The incident was filmed at a beach in the town of Pizarra in the province of Malaga in the Spanish autonomous community of Andalusia on Feb 22.
The firefighters were contacted by concerned citizens who became aware of the dog’s predicament after hearing it barking while frantically trying to free itself.
“The animal might have been trapped in the large boulders for 24 hours before it was rescued,” said Antonio Moreno, a Malaga firefighter.
The video footage shows the firemen carefully chipping away at the rock to not injure the dog in the rescue process. They continue drilling and chipping away at the large bounders until finally managing to pull the scared dog out.
Local media said the canine was stuck while searching for food in the area.
Antonio notified that the canine did not stick around for very long. Later it ran off while the firemen tried to give some water. It was unclear that whether the dog was a stray or if it had an owner.
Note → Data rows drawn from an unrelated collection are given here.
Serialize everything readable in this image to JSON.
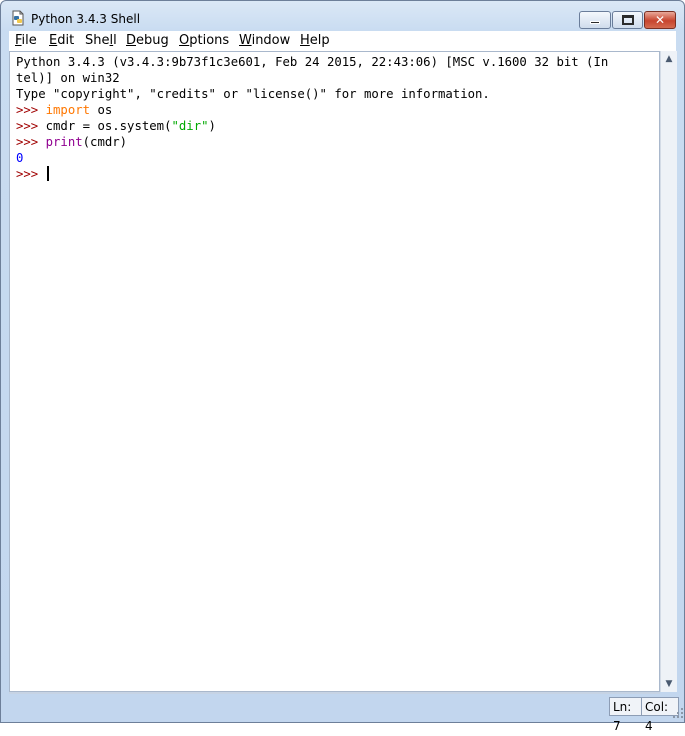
{
  "window": {
    "title": "Python 3.4.3 Shell",
    "icon": "idle-python-icon",
    "controls": {
      "minimize": "minimize-icon",
      "maximize": "maximize-icon",
      "close": "close-icon"
    }
  },
  "menu": {
    "items": [
      {
        "mnemonic": "F",
        "rest": "ile"
      },
      {
        "mnemonic": "E",
        "rest": "dit"
      },
      {
        "pre": "She",
        "mnemonic": "l",
        "rest": "l"
      },
      {
        "mnemonic": "D",
        "rest": "ebug"
      },
      {
        "mnemonic": "O",
        "rest": "ptions"
      },
      {
        "mnemonic": "W",
        "rest": "indow"
      },
      {
        "mnemonic": "H",
        "rest": "elp"
      }
    ]
  },
  "shell": {
    "banner_line1": "Python 3.4.3 (v3.4.3:9b73f1c3e601, Feb 24 2015, 22:43:06) [MSC v.1600 32 bit (In",
    "banner_line2": "tel)] on win32",
    "banner_line3": "Type \"copyright\", \"credits\" or \"license()\" for more information.",
    "prompt": ">>>",
    "line4": {
      "keyword": "import",
      "rest": " os"
    },
    "line5": {
      "before": " cmdr = os.system(",
      "string": "\"dir\"",
      "after": ")"
    },
    "line6": {
      "builtin": "print",
      "rest": "(cmdr)"
    },
    "output": "0"
  },
  "status": {
    "line": "Ln: 7",
    "column": "Col: 4"
  },
  "colors": {
    "keyword": "#ff7700",
    "builtin": "#900090",
    "string": "#00aa00",
    "prompt": "#a00000",
    "output": "#0000ff"
  }
}
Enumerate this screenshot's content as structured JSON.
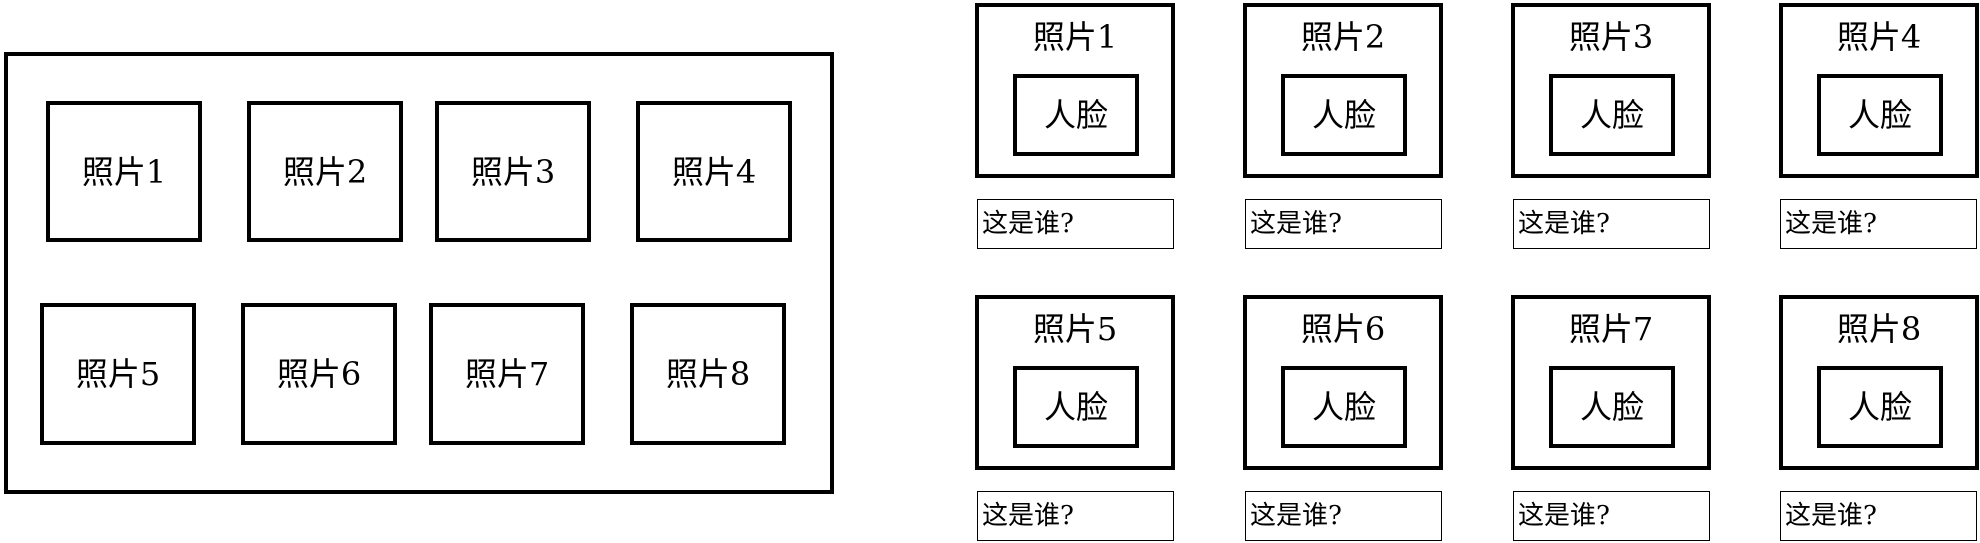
{
  "left_panel": {
    "photos": [
      {
        "label": "照片1"
      },
      {
        "label": "照片2"
      },
      {
        "label": "照片3"
      },
      {
        "label": "照片4"
      },
      {
        "label": "照片5"
      },
      {
        "label": "照片6"
      },
      {
        "label": "照片7"
      },
      {
        "label": "照片8"
      }
    ]
  },
  "right_panel": {
    "cards": [
      {
        "title": "照片1",
        "face": "人脸",
        "caption": "这是谁?"
      },
      {
        "title": "照片2",
        "face": "人脸",
        "caption": "这是谁?"
      },
      {
        "title": "照片3",
        "face": "人脸",
        "caption": "这是谁?"
      },
      {
        "title": "照片4",
        "face": "人脸",
        "caption": "这是谁?"
      },
      {
        "title": "照片5",
        "face": "人脸",
        "caption": "这是谁?"
      },
      {
        "title": "照片6",
        "face": "人脸",
        "caption": "这是谁?"
      },
      {
        "title": "照片7",
        "face": "人脸",
        "caption": "这是谁?"
      },
      {
        "title": "照片8",
        "face": "人脸",
        "caption": "这是谁?"
      }
    ]
  }
}
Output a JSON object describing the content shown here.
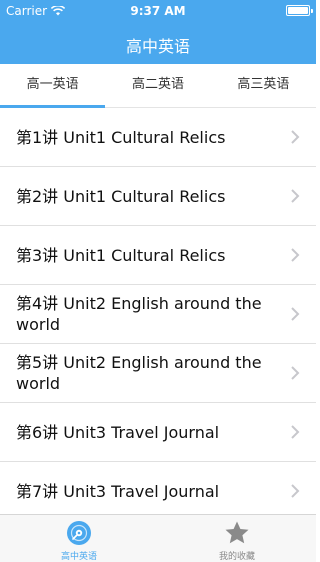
{
  "status_bar": {
    "carrier": "Carrier",
    "time": "9:37 AM"
  },
  "nav": {
    "title": "高中英语"
  },
  "tabs": [
    {
      "label": "高一英语",
      "active": true
    },
    {
      "label": "高二英语",
      "active": false
    },
    {
      "label": "高三英语",
      "active": false
    }
  ],
  "lessons": [
    {
      "label": "第1讲 Unit1 Cultural Relics"
    },
    {
      "label": "第2讲 Unit1 Cultural Relics"
    },
    {
      "label": "第3讲 Unit1 Cultural Relics"
    },
    {
      "label": "第4讲 Unit2 English around the world"
    },
    {
      "label": "第5讲 Unit2 English around the world"
    },
    {
      "label": "第6讲 Unit3 Travel Journal"
    },
    {
      "label": "第7讲 Unit3 Travel Journal"
    }
  ],
  "tabbar": [
    {
      "label": "高中英语",
      "icon": "disc-icon",
      "active": true
    },
    {
      "label": "我的收藏",
      "icon": "star-icon",
      "active": false
    }
  ],
  "colors": {
    "accent": "#4aa8ee",
    "chevron": "#c7c7cc",
    "inactive_icon": "#8a8a8a"
  }
}
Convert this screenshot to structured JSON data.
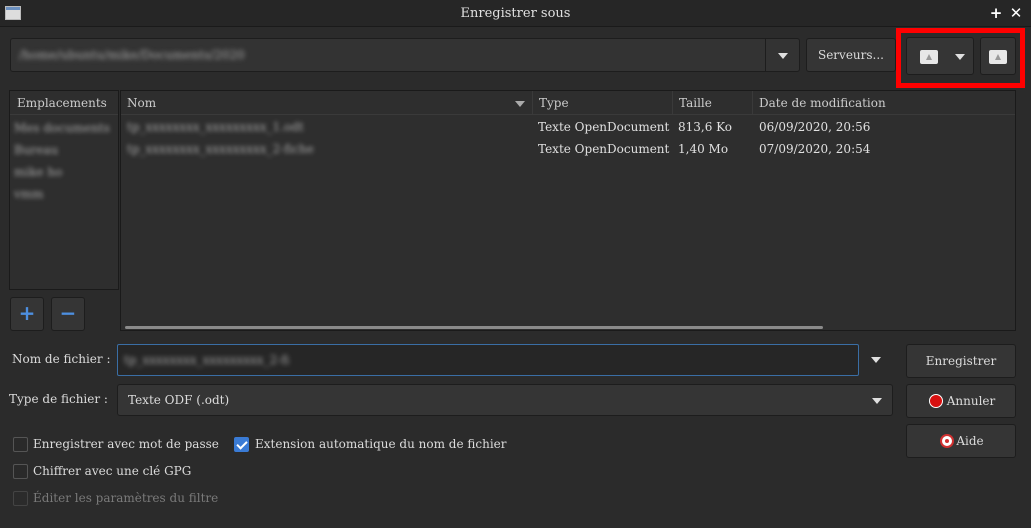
{
  "window": {
    "title": "Enregistrer sous",
    "maximize_glyph": "+",
    "close_glyph": "✕"
  },
  "path_bar": {
    "value": "/home/ubuntu/mike/Documents/2020",
    "servers_label": "Serveurs..."
  },
  "places": {
    "header": "Emplacements",
    "items": [
      "Mes documents",
      "Bureau",
      "mike ho",
      "vmm"
    ],
    "add_label": "+",
    "remove_label": "−"
  },
  "file_list": {
    "columns": {
      "name": "Nom",
      "type": "Type",
      "size": "Taille",
      "modified": "Date de modification"
    },
    "rows": [
      {
        "name": "tp_xxxxxxxx_xxxxxxxxx_1.odt",
        "type": "Texte OpenDocument",
        "size": "813,6 Ko",
        "modified": "06/09/2020, 20:56"
      },
      {
        "name": "tp_xxxxxxxx_xxxxxxxxx_2-fiche",
        "type": "Texte OpenDocument",
        "size": "1,40 Mo",
        "modified": "07/09/2020, 20:54"
      }
    ]
  },
  "form": {
    "filename_label": "Nom de fichier :",
    "filename_value": "tp_xxxxxxxx_xxxxxxxxx_2-fi",
    "filetype_label": "Type de fichier :",
    "filetype_value": "Texte ODF (.odt)"
  },
  "buttons": {
    "save": "Enregistrer",
    "cancel": "Annuler",
    "help": "Aide"
  },
  "options": {
    "password": {
      "label": "Enregistrer avec mot de passe",
      "checked": false
    },
    "auto_ext": {
      "label": "Extension automatique du nom de fichier",
      "checked": true
    },
    "gpg": {
      "label": "Chiffrer avec une clé GPG",
      "checked": false
    },
    "filter": {
      "label": "Éditer les paramètres du filtre",
      "checked": false,
      "disabled": true
    }
  },
  "colors": {
    "highlight": "#ff0000",
    "accent": "#3a7bd5",
    "background": "#2b2b2b"
  }
}
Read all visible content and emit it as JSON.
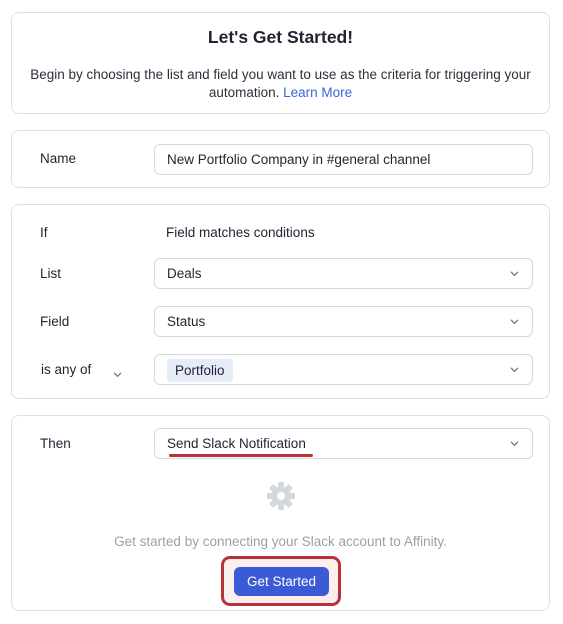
{
  "intro": {
    "title": "Let's Get Started!",
    "description": "Begin by choosing the list and field you want to use as the criteria for triggering your automation.",
    "learn_more": "Learn More"
  },
  "name_section": {
    "label": "Name",
    "value": "New Portfolio Company in #general channel"
  },
  "if_section": {
    "label": "If",
    "trigger": "Field matches conditions",
    "list_label": "List",
    "list_value": "Deals",
    "field_label": "Field",
    "field_value": "Status",
    "operator": "is any of",
    "tag_value": "Portfolio"
  },
  "then_section": {
    "label": "Then",
    "action_value": "Send Slack Notification",
    "message": "Get started by connecting your Slack account to Affinity.",
    "button_label": "Get Started"
  },
  "icons": {
    "chevron": "chevron-down-icon",
    "gear": "gear-icon"
  },
  "colors": {
    "accent": "#3b5bd6",
    "link": "#3a63d9",
    "highlight": "#b8323a",
    "tag_bg": "#e6ebf8"
  }
}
Reportedly, the dog remained very calm during the rescue operation. It was in good health when it was helped out of the boulders.A report titled “The effects of domestic dogs as a disturbance agent on the natural environment” states that the local government recognizes some areas in their jurisdiction not appropriate for dog walking, either on or off-leash, including some beaches and urban natural areas in council reserves.
“If these have been set aside for wildlife habitat, is it not appropriate to develop trails through them which would attract dog walkers, mountain bikers, and trail bikes,” it notes.
Humans and dogs have always shared a profound connection, rivaling any other domestic animals.
Another report focuses on the human dimension of dog — wildlife interaction, which constitutes what, and what is often referred to as human-wildlife conflict.
“Environmental and wildlife management issues almost always arise because of competing human interests and values. If not well understood, even the best ecological and biological science may not provide adequate solutions,” it notes.
The field of human dimension has been defined as “how people value wildlife, how they want wildlife to be managed or how they affect or are affected by wildlife management decisions”.